Canada's MOPITT is seen here in a clear room at the University of Toronto prior to its launch in 1999.ComDev/University of Toronto/Supplied
Atmospheric researchers have bid farewell to what may be the longest running space science experiment in Canadian history.
MOPITT – which stands for Measurement of Pollution in the Troposphere – is a Canadian-built device that was launched as one of five instruments on board NASA’s Terra satellite in December, 1999. It operated successfully until it was switched off Wednesday to conserve power on the ailing spacecraft.
The decision to terminate the experiment was made earlier this year and is unrelated to moves by the Trump administration in the United States to cut funding to climate-related science, said Jim Drummond, a professor emeritus at the University of Toronto and Dalhousie University who is Canada’s principal investigator for MOPITT.
“At the end it was a decision to power down one of the instruments and unfortunately we got the short straw,” Dr. Drummond said.
He spoke to The Globe and Mail from the Canadian Space Agency’s headquarters in Longueuil, Que., where scientists were gathered for a two-day meeting to discuss MOPITT’s results and scientific legacy.
ComDev (now Honeywell Aerospace) of Cambridge, Ont., built MOPITT to measure carbon monoxide, a byproduct of incomplete combustion that plays an important global role as an airborne pollutant.
Intended to last for five years, MOPITT was the first instrument to show the global reach of pollution associated with the burning of carbon-based fuel, including industrial emissions and forest fires.
It far exceeded its planned lifespan and ended up providing an unbroken record of carbon monoxide levels for 25 years, with enough detail to capture regional differences and spot changes on the scale of individual cities.
Prior to its launch, no such database existed except for measurements from NASA’s space shuttle, which could only be made at times when a shuttle happened to be in orbit.
And though parallel measurements can now be obtained by combining observations from other satellites, only MOPITT offered such a comprehensive and continuous series of measurements from a single device over such a long span of time.

MOPITT is one of five instruments launched on Dec. 18, 1999, aboard Terra, a NASA satellite orbiting 705 kilometres above the Earth.Canadian Space Agency
“When you have this consistent record for 25 years, it’s easier to look at trends,” said Helen Worden, MOPITT’s U.S. principal investigator and an atmospheric chemist at the National Center for Atmospheric Research in Boulder, Colo., who was also at this week’s meeting.
A key feature of MOPITT was its ability to measure carbon monoxide in two ways, allowing scientists to understand how its presence was changing at different levels in the atmosphere and get a better handle on sources of the gas near the surface.

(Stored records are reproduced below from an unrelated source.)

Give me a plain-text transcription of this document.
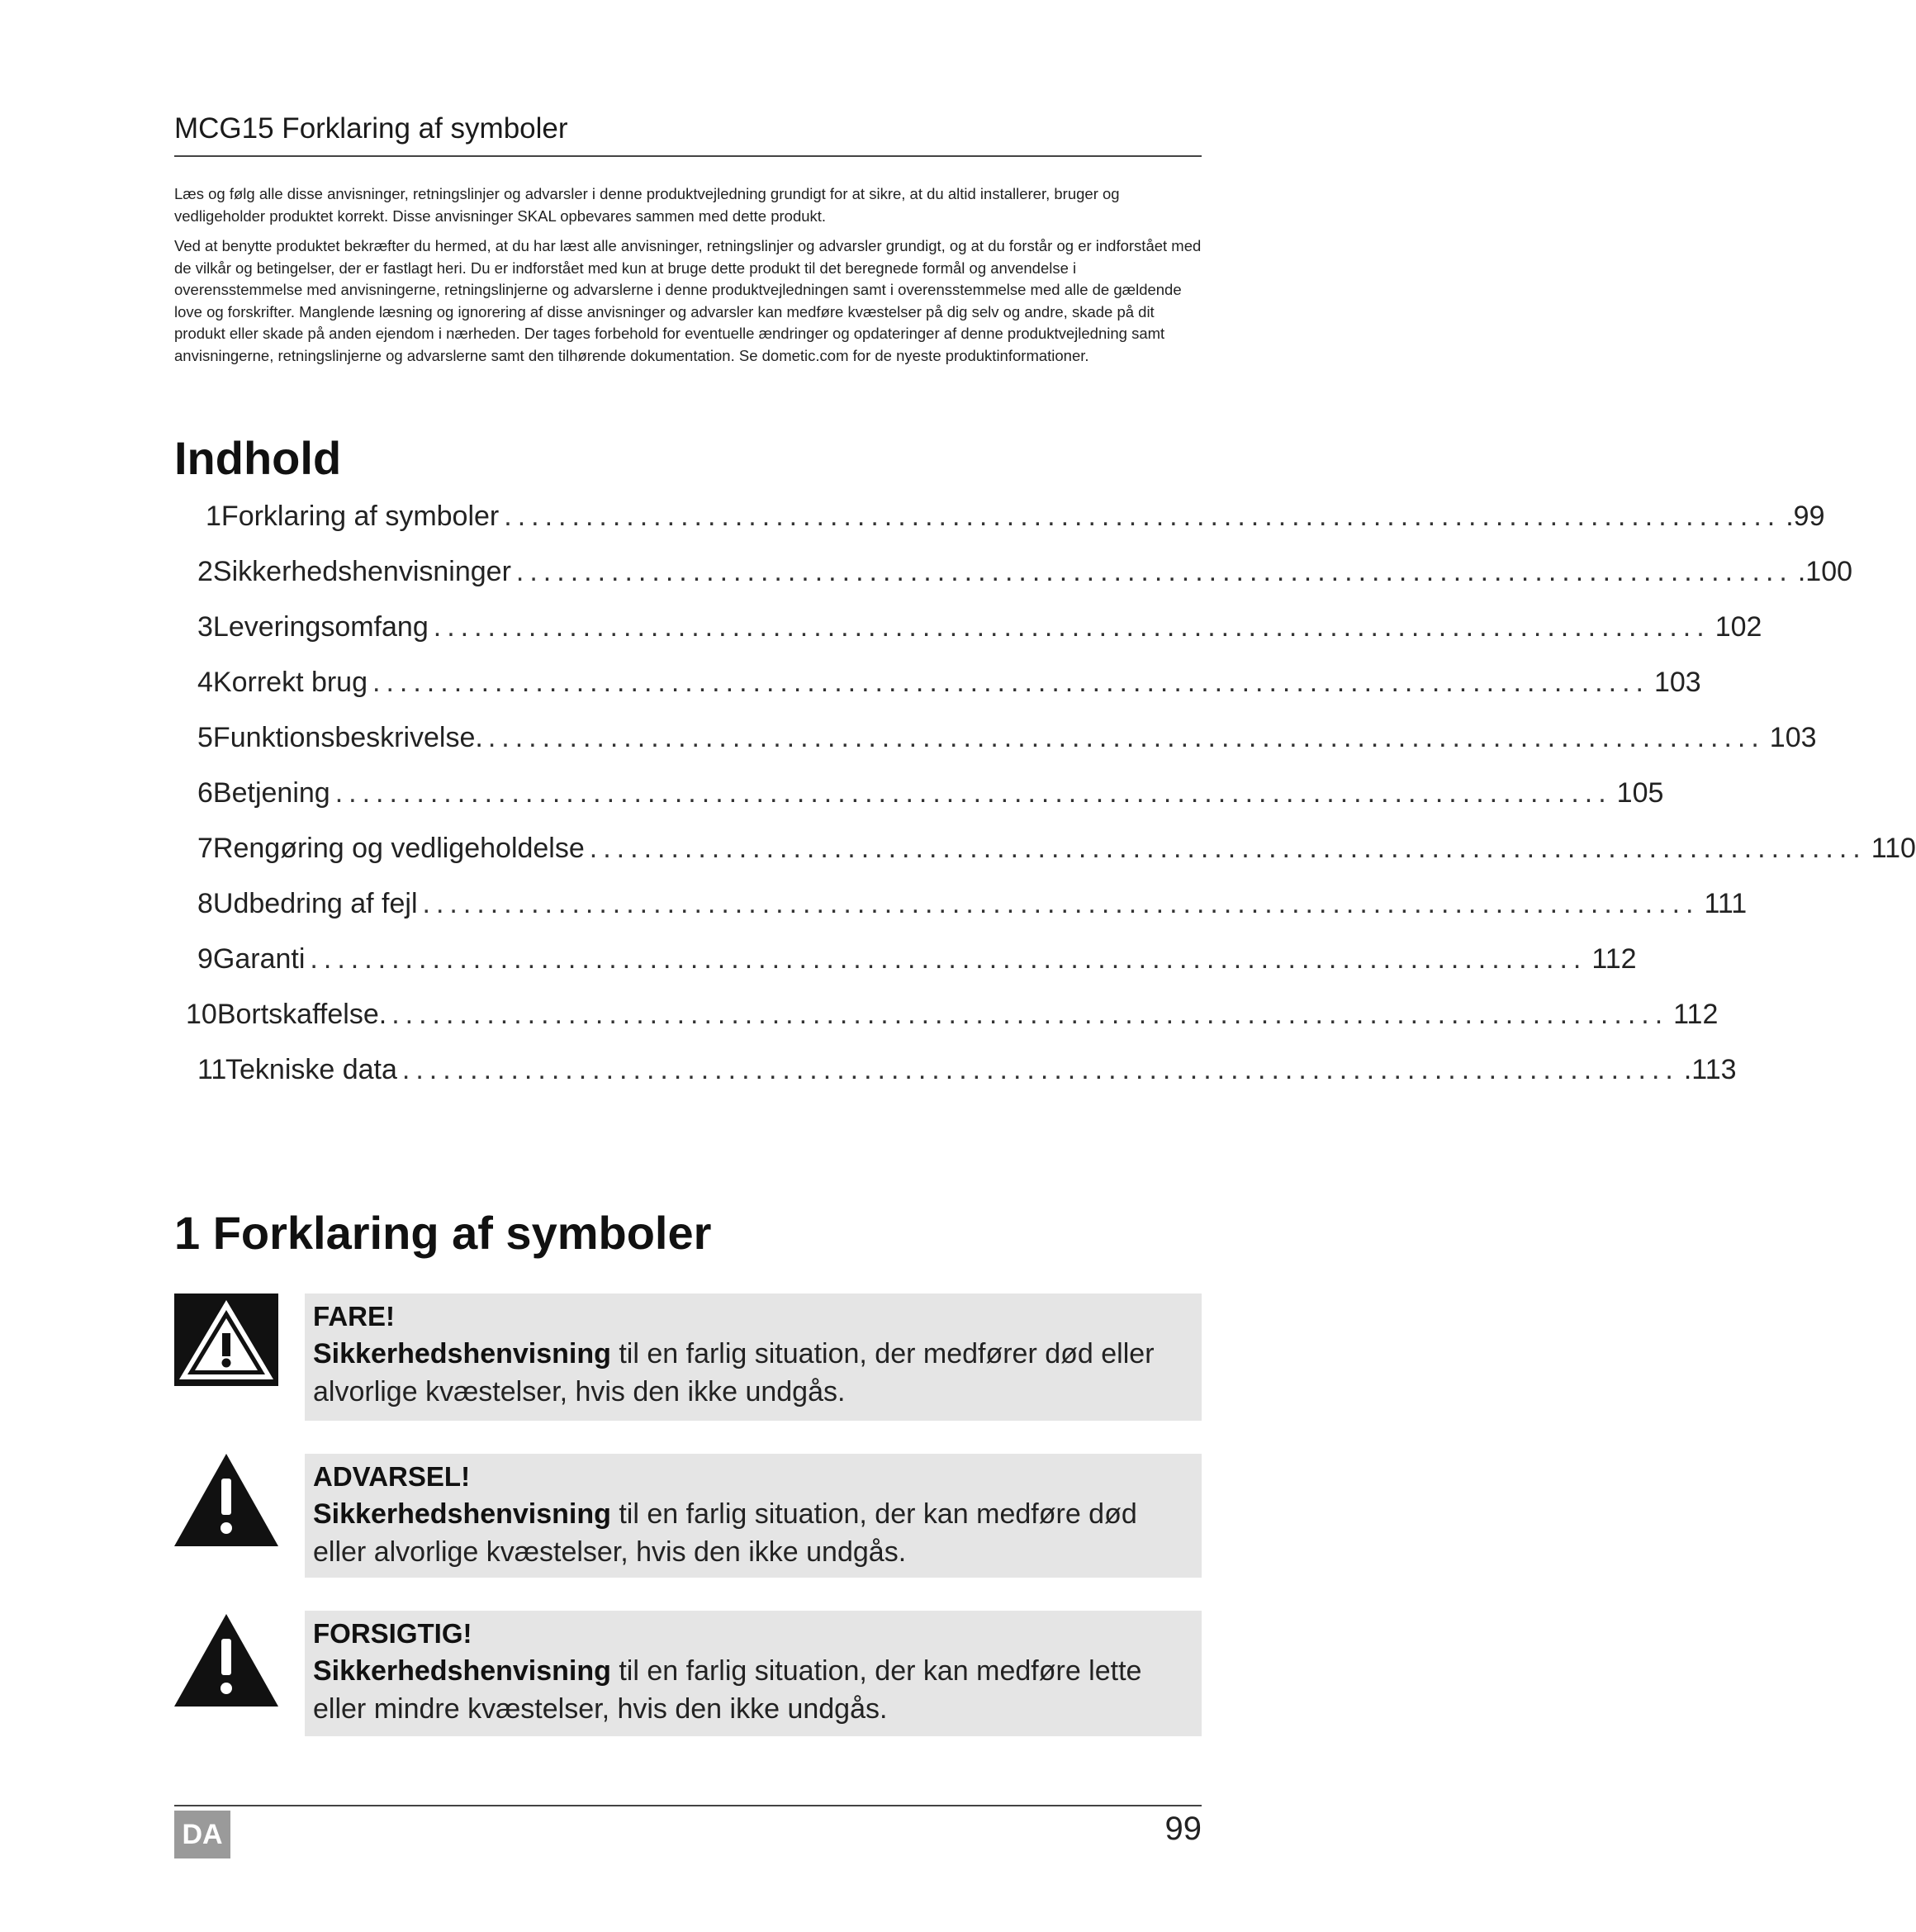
MCG15 Forklaring af symboler

Læs og følg alle disse anvisninger, retningslinjer og advarsler i denne produktvejledning grundigt for at sikre, at du altid installerer, bruger og vedligeholder produktet korrekt. Disse anvisninger SKAL opbevares sammen med dette produkt.

Ved at benytte produktet bekræfter du hermed, at du har læst alle anvisninger, retningslinjer og advarsler grundigt, og at du forstår og er indforstået med de vilkår og betingelser, der er fastlagt heri. Du er indforstået med kun at bruge dette produkt til det beregnede formål og anvendelse i overensstemmelse med anvisningerne, retningslinjerne og advarslerne i denne produktvejledningen samt i overensstemmelse med alle de gældende love og forskrifter. Manglende læsning og ignorering af disse anvisninger og advarsler kan medføre kvæstelser på dig selv og andre, skade på dit produkt eller skade på anden ejendom i nærheden. Der tages forbehold for eventuelle ændringer og opdateringer af denne produktvejledning samt anvisningerne, retningslinjerne og advarslerne samt den tilhørende dokumentation. Se dometic.com for de nyeste produktinformationer.

Indhold
1 Forklaring af symboler .............................................................................................. .99
2 Sikkerhedshenvisninger .............................................................................................. .100
3 Leveringsomfang .............................................................................................. 102
4 Korrekt brug .............................................................................................. 103
5 Funktionsbeskrivelse. .............................................................................................. 103
6 Betjening .............................................................................................. 105
7 Rengøring og vedligeholdelse .............................................................................................. 110
8 Udbedring af fejl .............................................................................................. 111
9 Garanti .............................................................................................. 112
10 Bortskaffelse. .............................................................................................. 112
11
Tekniske data .............................................................................................. .113
1 Forklaring af symboler
FARE!
Sikkerhedshenvisning til en farlig situation, der medfører død eller alvorlige kvæstelser, hvis den ikke undgås.
ADVARSEL!
Sikkerhedshenvisning til en farlig situation, der kan medføre død eller alvorlige kvæstelser, hvis den ikke undgås.
FORSIGTIG!
Sikkerhedshenvisning til en farlig situation, der kan medføre lette eller mindre kvæstelser, hvis den ikke undgås.
DA	99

Among the trends documented by MOPITT was a gradual decrease in overall carbon monoxide emissions from China and other countries as they shifted from residential coal burning to increased electrification and cleaner vehicles. More recently, MOPITT has also observed what may be a growing trend in emissions from large-scale wildfires, including Canada’s record-breaking 2023 fire season, which burned about 4 per cent of the country’s forests.
Because carbon monoxide is relatively straightforward to detect, it serves as a tracer for other pollutants associated with fire, including small particulates that have an effect on human health. It can also can be used as a separate check on rates of deforestation through burning in the Amazon rainforest and elsewhere.
Separately, carbon monoxide measurements are also crucial for understanding Earth’s climate. Although not a major contributor to climate change on its own, it reacts with the hydroxyl radical (OH). As a side effect, that leaves less OH available to remove methane from the atmosphere, which is a strong greenhouse gas.
The interaction underscores the importance of accurate carbon monoxide measurements for predicting climate, Dr Worden said.
She added that the partnership that put MOPITT on a U.S. satellite 25 years ago exemplifies the benefits of scientific collaboration for both countries and for researchers worldwide who have made use of MOPITT’s data.
“If we weren’t talking to each other, we would not make nearly the amount of progress we made, in my opinion,” she said.